J.D.: [v.o.] I don't get it. If he's the jerk, then who's the good guy? [pager beeps]
Carla: Car accident. Crashed on the way up.
Dr. Cox: You gotta relieve the pressure on his chest. J.D., do it.
J.D.: [v.o.] Oh, God, no.
Dr. Cox: Look at me. You can do this.
J.D.: [v.o.] And I believed him. [high-pitched, out loud] Chest tube tray. [v.o.] You know, kind of.
Dr. Cox: Come on, baby, let's go. Chop. Chop.
J.D.: [v.o.] You can do this. You have to do this.
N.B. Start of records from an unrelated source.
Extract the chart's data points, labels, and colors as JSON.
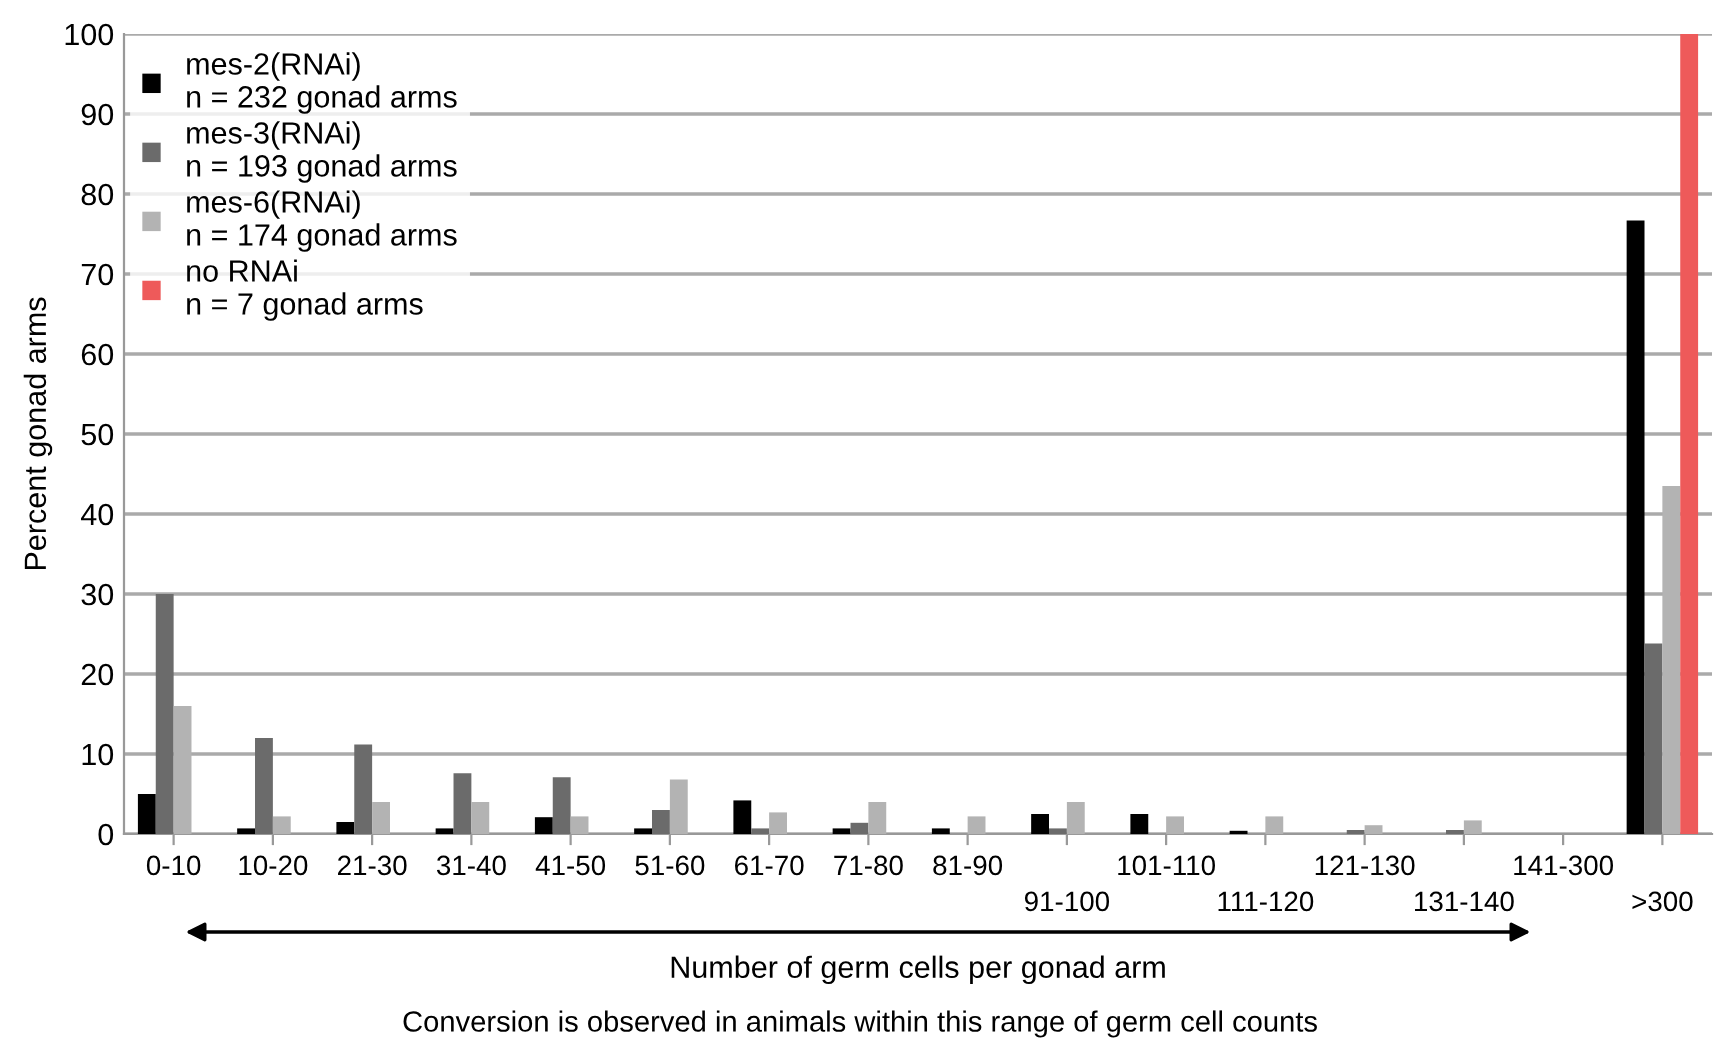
{
  "chart_data": {
    "type": "bar",
    "xlabel": "Number of germ cells per gonad arm",
    "ylabel": "Percent gonad arms",
    "categories": [
      "0-10",
      "10-20",
      "21-30",
      "31-40",
      "41-50",
      "51-60",
      "61-70",
      "71-80",
      "81-90",
      "91-100",
      "101-110",
      "111-120",
      "121-130",
      "131-140",
      "141-300",
      ">300"
    ],
    "series": [
      {
        "name": "mes-2(RNAi)\nn = 232 gonad arms",
        "color": "#000000",
        "values": [
          5,
          0.7,
          1.5,
          0.7,
          2.1,
          0.7,
          4.2,
          0.7,
          0.7,
          2.5,
          2.5,
          0.4,
          0,
          0,
          0,
          76.7
        ]
      },
      {
        "name": "mes-3(RNAi)\nn = 193 gonad arms",
        "color": "#6b6b6b",
        "values": [
          30,
          12,
          11.2,
          7.6,
          7.1,
          3,
          0.7,
          1.4,
          0,
          0.7,
          0,
          0,
          0.5,
          0.5,
          0,
          23.8
        ]
      },
      {
        "name": "mes-6(RNAi)\nn = 174 gonad arms",
        "color": "#b3b3b3",
        "values": [
          16,
          2.2,
          4,
          4,
          2.2,
          6.8,
          2.7,
          4,
          2.2,
          4,
          2.2,
          2.2,
          1.1,
          1.7,
          0,
          43.5
        ]
      },
      {
        "name": "no RNAi\nn = 7 gonad arms",
        "color": "#ee5a5a",
        "values": [
          0,
          0,
          0,
          0,
          0,
          0,
          0,
          0,
          0,
          0,
          0,
          0,
          0,
          0,
          0,
          100
        ]
      }
    ],
    "ylim": [
      0,
      100
    ],
    "yticks": [
      0,
      10,
      20,
      30,
      40,
      50,
      60,
      70,
      80,
      90,
      100
    ],
    "grid": "y",
    "legend": "top left",
    "annotations": [
      "Conversion is observed in animals within this range of germ cell counts"
    ]
  }
}
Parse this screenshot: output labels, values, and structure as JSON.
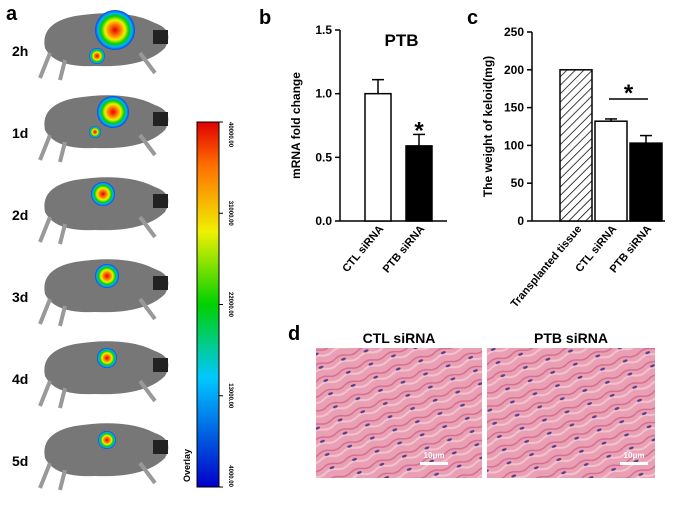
{
  "figure": {
    "panel_labels": [
      "a",
      "b",
      "c",
      "d"
    ],
    "time_points": [
      "2h",
      "1d",
      "2d",
      "3d",
      "4d",
      "5d"
    ],
    "colorbar": {
      "label": "Overlay",
      "lim": [
        4000,
        40000
      ],
      "ticks": [
        {
          "value": 40000,
          "label": "40000.00"
        },
        {
          "value": 31000,
          "label": "31000.00"
        },
        {
          "value": 22000,
          "label": "22000.00"
        },
        {
          "value": 13000,
          "label": "13000.00"
        },
        {
          "value": 4000,
          "label": "4000.00"
        }
      ]
    },
    "histology": {
      "titles": [
        "CTL siRNA",
        "PTB siRNA"
      ],
      "scale_bar": "10μm"
    }
  },
  "chart_data": [
    {
      "type": "bar",
      "title": "PTB",
      "y_label": "mRNA fold change",
      "categories": [
        "CTL siRNA",
        "PTB siRNA"
      ],
      "values": [
        1.0,
        0.59
      ],
      "errors": [
        0.11,
        0.09
      ],
      "colors": [
        "#ffffff",
        "#000000"
      ],
      "ylim": [
        0,
        1.5
      ],
      "yticks": [
        {
          "value": 0,
          "label": "0.0"
        },
        {
          "value": 0.5,
          "label": "0.5"
        },
        {
          "value": 1,
          "label": "1.0"
        },
        {
          "value": 1.5,
          "label": "1.5"
        }
      ],
      "annotations": [
        "*"
      ]
    },
    {
      "type": "bar",
      "y_label": "The weight of keloid(mg)",
      "categories": [
        "Transplanted tissue",
        "CTL siRNA",
        "PTB siRNA"
      ],
      "values": [
        200,
        132,
        103
      ],
      "errors": [
        null,
        3,
        10
      ],
      "colors": [
        "hatch",
        "#ffffff",
        "#000000"
      ],
      "ylim": [
        0,
        250
      ],
      "yticks": [
        0,
        50,
        100,
        150,
        200,
        250
      ],
      "annotations": [
        "*"
      ]
    }
  ]
}
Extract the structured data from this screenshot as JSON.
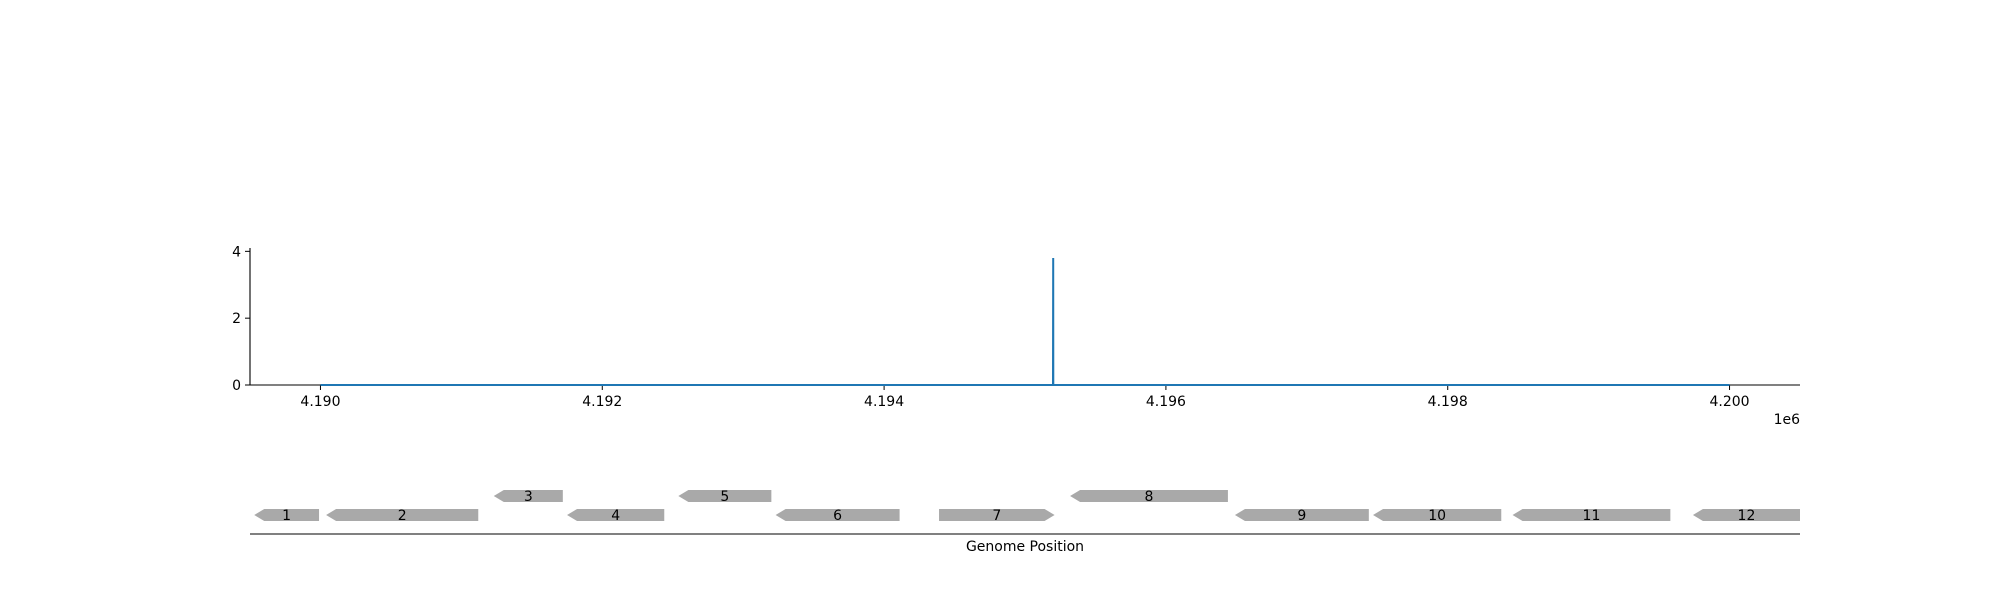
{
  "chart_data": [
    {
      "type": "line",
      "x": [
        4190000,
        4195199,
        4195200,
        4195201,
        4200000
      ],
      "y": [
        0,
        0,
        3.8,
        0,
        0
      ],
      "xlim": [
        4189500,
        4200500
      ],
      "ylim": [
        0,
        4.1
      ],
      "x_ticks": [
        4190000,
        4192000,
        4194000,
        4196000,
        4198000,
        4200000
      ],
      "x_tick_labels": [
        "4.190",
        "4.192",
        "4.194",
        "4.196",
        "4.198",
        "4.200"
      ],
      "y_ticks": [
        0,
        2,
        4
      ],
      "y_tick_labels": [
        "0",
        "2",
        "4"
      ],
      "x_offset_label": "1e6",
      "color": "#1f77b4"
    },
    {
      "type": "gene_track",
      "xlabel": "Genome Position",
      "xlim": [
        4189500,
        4200500
      ],
      "gene_color": "#a9a9a9",
      "genes": [
        {
          "label": "1",
          "start": 4189530,
          "end": 4189990,
          "strand": "-",
          "level": 0
        },
        {
          "label": "2",
          "start": 4190040,
          "end": 4191120,
          "strand": "-",
          "level": 0
        },
        {
          "label": "3",
          "start": 4191230,
          "end": 4191720,
          "strand": "-",
          "level": 1
        },
        {
          "label": "4",
          "start": 4191750,
          "end": 4192440,
          "strand": "-",
          "level": 0
        },
        {
          "label": "5",
          "start": 4192540,
          "end": 4193200,
          "strand": "-",
          "level": 1
        },
        {
          "label": "6",
          "start": 4193230,
          "end": 4194110,
          "strand": "-",
          "level": 0
        },
        {
          "label": "7",
          "start": 4194390,
          "end": 4195210,
          "strand": "+",
          "level": 0
        },
        {
          "label": "8",
          "start": 4195320,
          "end": 4196440,
          "strand": "-",
          "level": 1
        },
        {
          "label": "9",
          "start": 4196490,
          "end": 4197440,
          "strand": "-",
          "level": 0
        },
        {
          "label": "10",
          "start": 4197470,
          "end": 4198380,
          "strand": "-",
          "level": 0
        },
        {
          "label": "11",
          "start": 4198460,
          "end": 4199580,
          "strand": "-",
          "level": 0
        },
        {
          "label": "12",
          "start": 4199740,
          "end": 4200500,
          "strand": "-",
          "level": 0
        }
      ]
    }
  ]
}
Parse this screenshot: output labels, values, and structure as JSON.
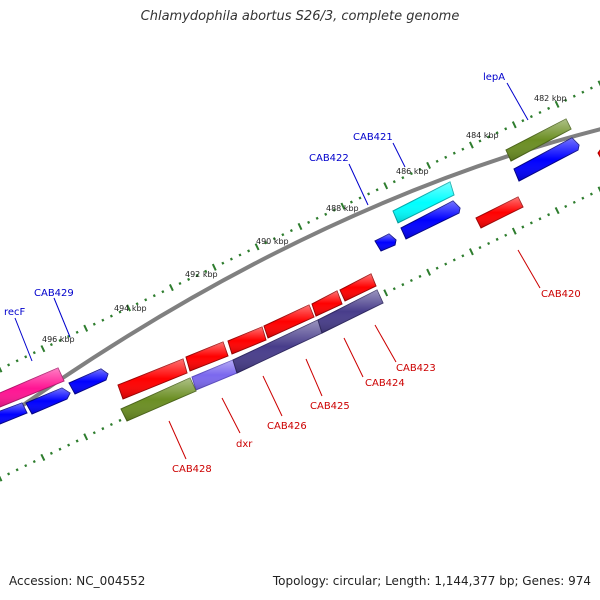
{
  "title": "Chlamydophila abortus S26/3, complete genome",
  "footer": {
    "accession": "Accession: NC_004552",
    "summary": "Topology: circular; Length: 1,144,377 bp; Genes: 974"
  },
  "colors": {
    "background": "#ffffff",
    "backbone": "#808080",
    "tick": "#2e7d2e",
    "label_forward": "#0000cc",
    "label_reverse": "#cc0000",
    "red": "#ff0000",
    "blue": "#0000ff",
    "green": "#6b8e23",
    "pink": "#ff1493",
    "cyan": "#00ffff",
    "purple": "#483d8b",
    "light_purple": "#7b68ee"
  },
  "scale_labels": [
    "482 kbp",
    "484 kbp",
    "486 kbp",
    "488 kbp",
    "490 kbp",
    "492 kbp",
    "494 kbp",
    "496 kbp"
  ],
  "gene_labels": {
    "forward": [
      "lepA",
      "CAB421",
      "CAB422",
      "CAB429",
      "recF"
    ],
    "reverse": [
      "CAB420",
      "CAB423",
      "CAB424",
      "CAB425",
      "CAB426",
      "dxr",
      "CAB428"
    ]
  }
}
Dr. Cox: J.D., cut him or lose him.
J.D.: Okay, give me the tube. I can't get through the pleura.
Dr. Cox: Well, don't be gentle, get it in there.
J.D.: Okay, connect it, please, Carla.
Carla: Normal rhythm.
J.D.: No way!
Dr. Cox: See, it's a piece of cake. It's your patient.
J.D.: You're leaving?
Dr. Cox: That's your patient, doctor.
[Dr. Cox goes to pat J.D. on the shoulder and thinks the better of it]

Quote from J.D.

J.D.: [v.o.] You see, I can't survive on my own.
Dr. Jeffrey Steadman: I'm a dork. A dork. I'm a dork.
J.D.: [v.o.] Even now, when I get to go home, I'll know the hospital's still here, wide awake.
Carla: Bambi, get out while you still can.
J.D.: [v.o.] But what the hell. The important thing is I got through my first three days without looking like a complete idiot. [walks into glass door, falls to the ground] I'm the man.